Now developers can create features within applications that allow Facebook users to read their messages and be alerted of notifications without logging into the actual Facebook site or their email. Because of this new capability, Nick O’Neill over at AllFacebook predicts that by the end of this year, “we could soon see just about all of our Facebook interactions being made accessible through 3rd party applications.” The Inbox API lets developers display users’ Facebook messages within an application. For example, Morin said developers could create applications that stream a user’s Facebook messages alongside their email client program, such as Outlook. The Inbox API is read-only, so developers can access users’ Facebook messages with their permission, but can’t send messages via this API just yet. Similar to the Inbox API, the notifications API lets Facebook users access their notifications outside of the social network’s site or email. Facebook for Adobe AIR currently uses the two APIs to show message alerts and notifications alongside its application window. The release of these new APIs continue Facebook’s support of developing more creative and useful applications into its platform rather than time-wasting, frivolous ones.

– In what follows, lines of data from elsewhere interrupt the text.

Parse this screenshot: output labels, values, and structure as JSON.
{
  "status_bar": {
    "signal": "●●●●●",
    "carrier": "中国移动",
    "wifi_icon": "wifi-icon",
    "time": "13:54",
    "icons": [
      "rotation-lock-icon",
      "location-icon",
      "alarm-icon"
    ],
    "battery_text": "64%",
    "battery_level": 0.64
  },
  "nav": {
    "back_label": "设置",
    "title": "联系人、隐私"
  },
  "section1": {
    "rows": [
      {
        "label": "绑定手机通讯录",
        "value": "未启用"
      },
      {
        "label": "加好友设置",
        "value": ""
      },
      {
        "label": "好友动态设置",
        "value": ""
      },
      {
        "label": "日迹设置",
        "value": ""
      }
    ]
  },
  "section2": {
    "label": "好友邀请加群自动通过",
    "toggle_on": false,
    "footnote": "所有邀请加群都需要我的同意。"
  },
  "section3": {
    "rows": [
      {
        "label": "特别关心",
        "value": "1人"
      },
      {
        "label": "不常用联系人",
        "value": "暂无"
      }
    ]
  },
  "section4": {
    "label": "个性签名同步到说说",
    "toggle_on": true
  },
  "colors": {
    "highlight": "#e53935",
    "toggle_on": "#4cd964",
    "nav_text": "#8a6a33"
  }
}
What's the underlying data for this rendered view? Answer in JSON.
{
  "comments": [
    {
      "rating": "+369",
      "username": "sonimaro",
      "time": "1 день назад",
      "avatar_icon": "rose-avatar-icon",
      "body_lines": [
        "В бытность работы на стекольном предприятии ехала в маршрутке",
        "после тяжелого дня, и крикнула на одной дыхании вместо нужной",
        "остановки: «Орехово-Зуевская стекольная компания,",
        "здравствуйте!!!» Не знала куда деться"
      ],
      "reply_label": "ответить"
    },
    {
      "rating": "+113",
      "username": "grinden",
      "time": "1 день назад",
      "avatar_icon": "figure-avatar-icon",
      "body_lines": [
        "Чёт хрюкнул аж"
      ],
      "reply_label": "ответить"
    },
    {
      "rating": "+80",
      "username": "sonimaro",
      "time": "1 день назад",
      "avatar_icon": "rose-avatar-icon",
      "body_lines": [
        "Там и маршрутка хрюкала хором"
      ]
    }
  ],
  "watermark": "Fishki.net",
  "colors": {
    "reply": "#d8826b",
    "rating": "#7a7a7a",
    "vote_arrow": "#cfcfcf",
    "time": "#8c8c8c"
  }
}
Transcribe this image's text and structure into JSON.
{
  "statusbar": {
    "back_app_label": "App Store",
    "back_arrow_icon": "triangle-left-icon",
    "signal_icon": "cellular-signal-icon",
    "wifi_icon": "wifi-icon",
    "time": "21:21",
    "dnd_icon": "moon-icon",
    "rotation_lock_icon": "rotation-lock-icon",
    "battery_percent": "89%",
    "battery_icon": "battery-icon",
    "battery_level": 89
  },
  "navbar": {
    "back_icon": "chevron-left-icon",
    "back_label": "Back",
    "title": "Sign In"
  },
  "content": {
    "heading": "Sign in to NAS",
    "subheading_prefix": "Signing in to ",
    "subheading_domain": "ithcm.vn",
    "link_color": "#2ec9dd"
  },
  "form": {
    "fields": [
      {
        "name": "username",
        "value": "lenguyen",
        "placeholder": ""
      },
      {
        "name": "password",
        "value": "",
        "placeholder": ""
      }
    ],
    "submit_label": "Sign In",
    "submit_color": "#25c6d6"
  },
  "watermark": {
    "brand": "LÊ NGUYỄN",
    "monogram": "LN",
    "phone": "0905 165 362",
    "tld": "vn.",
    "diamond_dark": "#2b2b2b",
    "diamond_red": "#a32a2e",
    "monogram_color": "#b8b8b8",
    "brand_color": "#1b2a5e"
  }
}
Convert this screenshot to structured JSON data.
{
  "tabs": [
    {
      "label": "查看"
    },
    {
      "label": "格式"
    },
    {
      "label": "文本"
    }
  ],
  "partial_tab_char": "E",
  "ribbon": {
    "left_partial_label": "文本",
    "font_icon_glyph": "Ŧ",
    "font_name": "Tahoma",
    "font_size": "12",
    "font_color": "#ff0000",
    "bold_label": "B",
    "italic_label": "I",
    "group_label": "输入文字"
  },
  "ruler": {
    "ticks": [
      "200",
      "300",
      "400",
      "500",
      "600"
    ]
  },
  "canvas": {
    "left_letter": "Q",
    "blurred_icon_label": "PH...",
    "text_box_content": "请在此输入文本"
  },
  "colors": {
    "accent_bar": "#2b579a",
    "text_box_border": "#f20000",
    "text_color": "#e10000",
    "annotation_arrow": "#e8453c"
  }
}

I use digsby to receive updates from Facebook. Its a great tool to see who is online and enables me to chat with my contact without login directly into the social network via the browser.
Looking forward to the new external Facebook services and hope that facebook is going to include the export of contact data to local mashines with this new “move” into openness!
Ugh.
The fact that they didn’t just use IMAP shows how Facebook is such a walled off garden.
Yet they escape the criticism even Apple (who is generally immune from criticism) gets.
And no, using IMAP wouldn’t open things up to spam, it can still be an internal system with no external ways to send spam (IMAP != SMTP)
yuck ..
It sounds like yet another way for lame applications to remind me to join so-and-so’s mafia or receive more poker chips.
It is interesting in the sense that they’re looking to grab more of a user’s time even when the user is not on the site. People can be interacting with Facebook in a way that more closely resembles Twitter. The downside to that is that is that Facebook’s business model is driven by ad sales. If more of their users choose to get updates outside of the browser, users don’t see ads. In this scenario, their resources are increasingly consumed (servers etc.) but their ads revenue goes down.
It’ll be interesting to see how this plays out.